Landlord Tenant Law – Inherited Problem Tenants
Clients who purchase apartment buildings in New York, very often are unfamiliar or unaware and unprepared for the complexities involved in removing tenants who are problematic. There is a whole body of law that applies to buildings that have six or more units and in New York they are called rent stabilized apartments, I’m sure you have heard of that. Rent stabilized apartments are governed by the rent stabilization code of New York and there are rent stabilization laws and rules as well and they dictate what the rights of a tenant and what are the rights of the landlords and you’re prescribed from doing anything that is not within those laws and regulations. In an apartment building or house that is six or more units, clients will come to me and say “I’m not happy with this tenant because they have put into occupancy a bunch of other people and I did not rent to them and now the apartment have like six people in it when originally it was supposed to have two or three. They are sleeping all over the place and my super says it’s a problem.” And I say to them “Well, that is a violation of their lease, because a lease states who is supposed to live in there and it does not allow you to sublet it or put a bunch of other people. I often have to remind clients that there is a law in New York that allows a tenant to have a roommate and if you rent to one person and that person brings in a roommate that is not a violation of the lease. He is allowed to have a roommate and in addition that roommate can have an immediate family. So if that roommate has children, that roommate and the children are allowed.”
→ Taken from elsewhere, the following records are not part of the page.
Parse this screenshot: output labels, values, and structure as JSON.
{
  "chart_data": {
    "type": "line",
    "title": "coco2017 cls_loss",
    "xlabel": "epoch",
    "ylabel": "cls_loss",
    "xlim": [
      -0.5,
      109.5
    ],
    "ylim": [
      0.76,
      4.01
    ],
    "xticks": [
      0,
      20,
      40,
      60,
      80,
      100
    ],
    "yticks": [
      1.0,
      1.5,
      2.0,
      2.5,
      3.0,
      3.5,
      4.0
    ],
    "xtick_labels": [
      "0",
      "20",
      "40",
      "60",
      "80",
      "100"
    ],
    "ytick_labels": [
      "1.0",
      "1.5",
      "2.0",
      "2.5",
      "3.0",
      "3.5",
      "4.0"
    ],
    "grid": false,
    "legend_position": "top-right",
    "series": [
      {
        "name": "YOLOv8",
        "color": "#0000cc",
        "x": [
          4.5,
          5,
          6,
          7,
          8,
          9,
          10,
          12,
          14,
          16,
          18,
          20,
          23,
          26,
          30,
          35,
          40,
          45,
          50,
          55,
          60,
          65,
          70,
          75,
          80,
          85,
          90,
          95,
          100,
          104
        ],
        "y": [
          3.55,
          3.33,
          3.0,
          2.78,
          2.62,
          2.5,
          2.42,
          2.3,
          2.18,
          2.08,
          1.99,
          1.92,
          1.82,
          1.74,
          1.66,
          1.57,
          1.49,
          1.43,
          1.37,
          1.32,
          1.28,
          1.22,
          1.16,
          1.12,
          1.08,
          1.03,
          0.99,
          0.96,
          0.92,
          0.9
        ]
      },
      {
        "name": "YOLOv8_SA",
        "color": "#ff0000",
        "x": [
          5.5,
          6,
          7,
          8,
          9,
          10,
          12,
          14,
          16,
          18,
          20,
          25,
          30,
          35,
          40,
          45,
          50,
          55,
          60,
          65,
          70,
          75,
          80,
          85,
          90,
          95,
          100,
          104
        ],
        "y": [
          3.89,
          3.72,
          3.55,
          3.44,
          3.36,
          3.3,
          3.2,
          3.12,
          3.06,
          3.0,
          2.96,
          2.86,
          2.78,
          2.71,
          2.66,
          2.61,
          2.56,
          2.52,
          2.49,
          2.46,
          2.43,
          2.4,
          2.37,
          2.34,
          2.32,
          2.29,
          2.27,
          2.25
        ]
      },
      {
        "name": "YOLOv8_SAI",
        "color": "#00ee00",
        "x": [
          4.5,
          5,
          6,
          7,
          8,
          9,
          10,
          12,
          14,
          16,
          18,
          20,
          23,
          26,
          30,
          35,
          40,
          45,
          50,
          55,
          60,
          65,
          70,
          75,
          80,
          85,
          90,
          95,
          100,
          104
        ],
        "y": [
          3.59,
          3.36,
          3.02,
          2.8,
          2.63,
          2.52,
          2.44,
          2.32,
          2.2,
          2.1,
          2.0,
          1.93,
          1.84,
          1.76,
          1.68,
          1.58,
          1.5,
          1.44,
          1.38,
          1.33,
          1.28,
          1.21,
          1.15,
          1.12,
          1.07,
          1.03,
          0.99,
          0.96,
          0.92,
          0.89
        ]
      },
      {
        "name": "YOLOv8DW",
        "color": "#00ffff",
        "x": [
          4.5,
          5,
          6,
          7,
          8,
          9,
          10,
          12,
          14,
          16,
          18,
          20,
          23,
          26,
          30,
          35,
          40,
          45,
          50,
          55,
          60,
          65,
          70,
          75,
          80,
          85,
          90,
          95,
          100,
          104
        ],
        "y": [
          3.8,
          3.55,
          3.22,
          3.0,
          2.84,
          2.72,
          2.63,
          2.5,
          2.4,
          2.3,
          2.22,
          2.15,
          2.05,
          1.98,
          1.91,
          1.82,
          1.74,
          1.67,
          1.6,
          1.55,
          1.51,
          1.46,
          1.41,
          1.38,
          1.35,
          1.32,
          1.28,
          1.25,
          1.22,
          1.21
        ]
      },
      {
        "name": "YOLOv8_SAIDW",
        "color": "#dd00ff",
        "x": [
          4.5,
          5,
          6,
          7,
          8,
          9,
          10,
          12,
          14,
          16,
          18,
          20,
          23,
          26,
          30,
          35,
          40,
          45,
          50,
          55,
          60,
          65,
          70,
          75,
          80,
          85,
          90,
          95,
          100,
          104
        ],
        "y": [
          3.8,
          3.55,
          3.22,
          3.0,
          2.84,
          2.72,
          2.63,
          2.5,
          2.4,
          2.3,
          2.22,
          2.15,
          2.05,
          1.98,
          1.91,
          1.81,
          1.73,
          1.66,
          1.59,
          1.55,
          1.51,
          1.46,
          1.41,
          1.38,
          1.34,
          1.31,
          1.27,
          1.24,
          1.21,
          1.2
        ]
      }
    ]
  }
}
Those are not the grounds to remove a tenant or to evict a tenant. However, if a tenant has in fact brought in a lot of people or is subletting a bedroom to somebody without telling you, that is a violation of the lease and you can take the tenant to court to terminate the lease and evict them on those grounds. Other than that there are other grounds that statute says that if a tenant is creating a nuisance in the building or in the apartment, you can evict the tenant on those grounds. If the tenant has unlawfully sub lettered or assigned the leased, if they moved out and put someone else in there, you can evict the tenant on those grounds. If the tenant refuses to sign a renewal lease, you could evict the tenant on those grounds. However, you must be very diligent in obtaining your proof. If you have reason to believe that the tenant has sublet the apartment you have to find out the names and who those people are and you have to put their names on your papers to show the court that you know who they are and those are the grounds at the court to evict the tenant.
If a tenant on record on the apartment has moved and put someone else on that apartment, you have to find out where that tenant has moved to and you do that with public records to find out they bought another house or they are renting another apartment and you get that information and you attach that to your papers and that is your proof as you go to court.
So your grounds to evict a rent stabilized tenant are clearly defined in the statute. Unlike when it is in a private house with a less than six units, you have much more leeway in evicting a tenant.